Going back to campus after the winter holidays this year had been awful. You tried your best to be a good student, to get excited for your classes and get right back into studying. But you found your thoughts drifting more and more to your beloved. Wondering what he was doing. Missing his sweet voice, his herbal scent, his long cock. It had been torture.
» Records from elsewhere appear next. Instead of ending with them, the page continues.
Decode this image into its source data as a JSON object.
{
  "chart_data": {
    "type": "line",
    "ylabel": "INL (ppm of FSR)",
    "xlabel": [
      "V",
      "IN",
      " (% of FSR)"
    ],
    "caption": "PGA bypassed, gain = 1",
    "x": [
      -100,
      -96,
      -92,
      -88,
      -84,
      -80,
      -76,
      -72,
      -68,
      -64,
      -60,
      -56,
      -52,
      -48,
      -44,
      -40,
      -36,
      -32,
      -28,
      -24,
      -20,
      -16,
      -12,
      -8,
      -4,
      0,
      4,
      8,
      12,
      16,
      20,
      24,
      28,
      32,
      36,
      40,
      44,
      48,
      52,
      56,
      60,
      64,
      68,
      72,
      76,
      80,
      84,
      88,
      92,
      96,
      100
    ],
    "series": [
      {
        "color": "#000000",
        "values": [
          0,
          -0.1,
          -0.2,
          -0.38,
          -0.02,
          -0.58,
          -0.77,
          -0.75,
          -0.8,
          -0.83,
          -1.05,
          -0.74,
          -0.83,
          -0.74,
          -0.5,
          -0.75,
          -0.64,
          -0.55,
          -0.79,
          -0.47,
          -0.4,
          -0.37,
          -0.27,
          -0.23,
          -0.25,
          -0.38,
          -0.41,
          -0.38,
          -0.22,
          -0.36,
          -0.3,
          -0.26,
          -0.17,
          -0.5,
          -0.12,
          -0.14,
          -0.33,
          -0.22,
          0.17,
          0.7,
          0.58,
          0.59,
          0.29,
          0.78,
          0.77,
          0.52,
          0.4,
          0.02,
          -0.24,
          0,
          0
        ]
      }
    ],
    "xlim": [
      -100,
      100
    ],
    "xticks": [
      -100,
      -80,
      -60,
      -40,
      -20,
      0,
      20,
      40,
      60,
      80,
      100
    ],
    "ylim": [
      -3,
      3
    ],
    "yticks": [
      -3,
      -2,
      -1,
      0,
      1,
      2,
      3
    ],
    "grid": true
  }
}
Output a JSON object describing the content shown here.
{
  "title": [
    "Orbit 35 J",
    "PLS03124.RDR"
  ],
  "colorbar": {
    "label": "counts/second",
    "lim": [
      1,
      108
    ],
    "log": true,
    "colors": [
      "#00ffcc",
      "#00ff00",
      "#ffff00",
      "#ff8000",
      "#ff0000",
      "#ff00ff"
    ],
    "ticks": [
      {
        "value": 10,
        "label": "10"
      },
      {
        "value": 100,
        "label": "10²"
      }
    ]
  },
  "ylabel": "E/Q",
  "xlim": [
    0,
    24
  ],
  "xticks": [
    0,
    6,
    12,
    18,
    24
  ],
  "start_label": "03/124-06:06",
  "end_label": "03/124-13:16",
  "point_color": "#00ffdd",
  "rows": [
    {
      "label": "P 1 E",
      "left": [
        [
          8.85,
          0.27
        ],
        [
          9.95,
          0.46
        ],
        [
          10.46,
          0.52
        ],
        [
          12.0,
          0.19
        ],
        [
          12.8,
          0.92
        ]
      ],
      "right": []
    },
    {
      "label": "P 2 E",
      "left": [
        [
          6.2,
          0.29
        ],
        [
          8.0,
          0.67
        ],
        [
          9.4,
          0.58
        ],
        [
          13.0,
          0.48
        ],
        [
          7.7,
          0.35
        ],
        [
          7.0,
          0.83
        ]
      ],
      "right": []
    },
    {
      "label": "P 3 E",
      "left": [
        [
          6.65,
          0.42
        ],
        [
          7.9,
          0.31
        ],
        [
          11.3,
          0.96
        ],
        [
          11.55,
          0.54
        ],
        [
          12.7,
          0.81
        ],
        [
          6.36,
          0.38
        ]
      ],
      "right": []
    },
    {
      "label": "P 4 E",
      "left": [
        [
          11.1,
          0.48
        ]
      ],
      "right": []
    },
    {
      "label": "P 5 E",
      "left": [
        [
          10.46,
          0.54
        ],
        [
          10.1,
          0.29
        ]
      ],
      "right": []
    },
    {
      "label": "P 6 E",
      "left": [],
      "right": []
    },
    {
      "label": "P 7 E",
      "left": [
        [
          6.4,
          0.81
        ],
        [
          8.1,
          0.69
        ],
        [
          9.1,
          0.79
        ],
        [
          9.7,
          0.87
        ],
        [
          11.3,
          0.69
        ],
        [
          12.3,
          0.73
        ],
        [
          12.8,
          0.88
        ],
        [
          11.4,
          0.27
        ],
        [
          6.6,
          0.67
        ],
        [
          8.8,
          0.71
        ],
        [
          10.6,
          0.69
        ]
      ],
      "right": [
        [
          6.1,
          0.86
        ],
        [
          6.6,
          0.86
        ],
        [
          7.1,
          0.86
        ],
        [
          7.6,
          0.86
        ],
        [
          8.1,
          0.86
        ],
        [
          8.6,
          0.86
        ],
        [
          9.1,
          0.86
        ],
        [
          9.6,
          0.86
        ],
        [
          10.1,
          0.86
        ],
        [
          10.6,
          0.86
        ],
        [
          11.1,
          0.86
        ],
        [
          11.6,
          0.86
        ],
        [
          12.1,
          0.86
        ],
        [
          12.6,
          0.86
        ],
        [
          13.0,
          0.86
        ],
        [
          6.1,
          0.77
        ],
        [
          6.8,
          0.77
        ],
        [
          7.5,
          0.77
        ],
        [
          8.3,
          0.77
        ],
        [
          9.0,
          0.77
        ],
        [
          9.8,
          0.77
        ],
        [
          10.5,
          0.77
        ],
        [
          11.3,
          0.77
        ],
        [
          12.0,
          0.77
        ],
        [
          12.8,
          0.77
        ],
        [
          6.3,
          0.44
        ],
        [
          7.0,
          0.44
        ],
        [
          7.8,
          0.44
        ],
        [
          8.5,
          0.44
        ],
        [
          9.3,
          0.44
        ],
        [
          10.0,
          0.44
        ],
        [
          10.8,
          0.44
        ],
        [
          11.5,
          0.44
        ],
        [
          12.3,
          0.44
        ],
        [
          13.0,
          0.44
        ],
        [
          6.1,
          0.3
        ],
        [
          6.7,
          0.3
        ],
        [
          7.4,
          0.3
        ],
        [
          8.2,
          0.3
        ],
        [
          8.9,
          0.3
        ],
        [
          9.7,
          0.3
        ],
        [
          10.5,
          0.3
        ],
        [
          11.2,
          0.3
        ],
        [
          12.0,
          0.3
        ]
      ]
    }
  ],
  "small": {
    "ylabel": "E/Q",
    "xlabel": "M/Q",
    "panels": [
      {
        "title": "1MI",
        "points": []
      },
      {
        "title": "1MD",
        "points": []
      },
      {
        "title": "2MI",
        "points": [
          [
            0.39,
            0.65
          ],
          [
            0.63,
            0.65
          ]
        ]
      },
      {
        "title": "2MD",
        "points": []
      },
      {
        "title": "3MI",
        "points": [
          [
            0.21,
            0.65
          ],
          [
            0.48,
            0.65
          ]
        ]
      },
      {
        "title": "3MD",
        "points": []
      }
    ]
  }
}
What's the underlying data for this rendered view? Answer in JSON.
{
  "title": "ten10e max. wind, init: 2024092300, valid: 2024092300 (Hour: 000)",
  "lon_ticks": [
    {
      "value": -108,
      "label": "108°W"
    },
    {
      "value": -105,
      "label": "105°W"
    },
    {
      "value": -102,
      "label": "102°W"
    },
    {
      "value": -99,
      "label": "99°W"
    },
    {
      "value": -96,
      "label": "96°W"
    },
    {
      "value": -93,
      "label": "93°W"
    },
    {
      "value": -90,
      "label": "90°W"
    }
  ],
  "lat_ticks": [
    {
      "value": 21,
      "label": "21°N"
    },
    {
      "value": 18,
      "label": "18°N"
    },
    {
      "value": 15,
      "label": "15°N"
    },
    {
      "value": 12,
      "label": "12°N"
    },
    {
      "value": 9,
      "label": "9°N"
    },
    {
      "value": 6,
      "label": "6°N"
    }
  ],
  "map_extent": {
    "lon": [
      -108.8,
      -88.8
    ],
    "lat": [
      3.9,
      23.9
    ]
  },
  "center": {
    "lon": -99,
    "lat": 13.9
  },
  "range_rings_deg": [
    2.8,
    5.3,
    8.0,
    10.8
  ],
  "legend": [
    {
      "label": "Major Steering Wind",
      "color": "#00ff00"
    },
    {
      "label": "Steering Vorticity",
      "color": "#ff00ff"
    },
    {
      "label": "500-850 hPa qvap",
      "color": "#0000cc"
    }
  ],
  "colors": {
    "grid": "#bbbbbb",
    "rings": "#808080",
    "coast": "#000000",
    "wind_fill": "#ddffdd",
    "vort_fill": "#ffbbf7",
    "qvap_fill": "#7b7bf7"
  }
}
Monday was a bank holiday, meaning the high schools and the universities had a three-day weekend. So Friday afternoon you and Arthur drove up to Firwood Rise to pick up Hosea, John, and the horses to go on a little weekend trip. The plan was to go out to a cabin Hosea and Dutch shared out in Big Valley, West Elizabeth.
Aside from a couple ranches, it was still mostly wild, and even in the winter the trail rides were unforgettable. Or so Arthur said. This was your first expedition with the Matthews men out to this cabin. You'd never been to Big Valley, but it was legendary for the beautiful, natural scenery.
Charles was going to meet you at the cabin early Saturday morning, since he had a late class on Friday. His old beat-up truck was a beast when it came to snowy mountain roads, so you weren't worried. And then the lot of you would spend the weekend trail riding, maybe doing some snow sports, just having a good time.
So that's how you found yourself standing in the Matthews living room, smiling at the stockings while the others loaded up the truck. You could hear John and Arthur yelling out in the yard as John backed the truck up to the horse trailer to hitch up. Occasionally Hosea's voice would cut in if the two got too close to an argument as John insisted he could do it while Arthur was adamant he was doing it wrong. Typical of the two brothers.
You heard the truck turn off, and the driver door open. “Told you I had it covered,” John's voice echoed just loud enough that you could hear from inside. You couldn't make out Arthur's retort, but based on the way John began to snap back, only to be cut off by Hosea’s sharp scolding, you could only imagine it was more brotherly banter.
The door opened a moment later. “Those boys,” Hosea tutted, stepping into the house, looking a little irritated, cheeks rosy from the cold. His face softened when he spotted you, and he shut the door behind him, glancing out the window to make sure John and Arthur weren't near before stepping toward you and pulling you into his arms.
“Hey,” you murmured, tilting your head up expectantly.
“Hi,” he whispered before granting your request for a kiss. “I've missed you.”
“I missed you too.” You nuzzled against his chest, the fabric of his jacket cold from the winter chill, but the warmth of him underneath still seeping through.
“The boys are loading up the horses and then we'll be good to go.” Hosea hummed.
“Okay,” you said, stepping back. “Before we go, I need your help with something.”
“Oh?” He asked. You jerked your head towards the stairs, gesturing for him to follow you. Once upstairs you led him to the bathroom, pulling him in and locking the door behind you.
“Dove, it'll only take a few minutes for the boys to get the horses loaded.” Hosea chuckled, immediately clocking what your intentions were.
“Five horses. It'll take them at least ten minutes right? Probably more.” You mumbled, guiding him backwards until he was pinned between you and the sink.
“Something like that,” he sighed as your hands settled on his waist. “The horses are all pretty good at loading.”
“That's enough time for what I have planned.”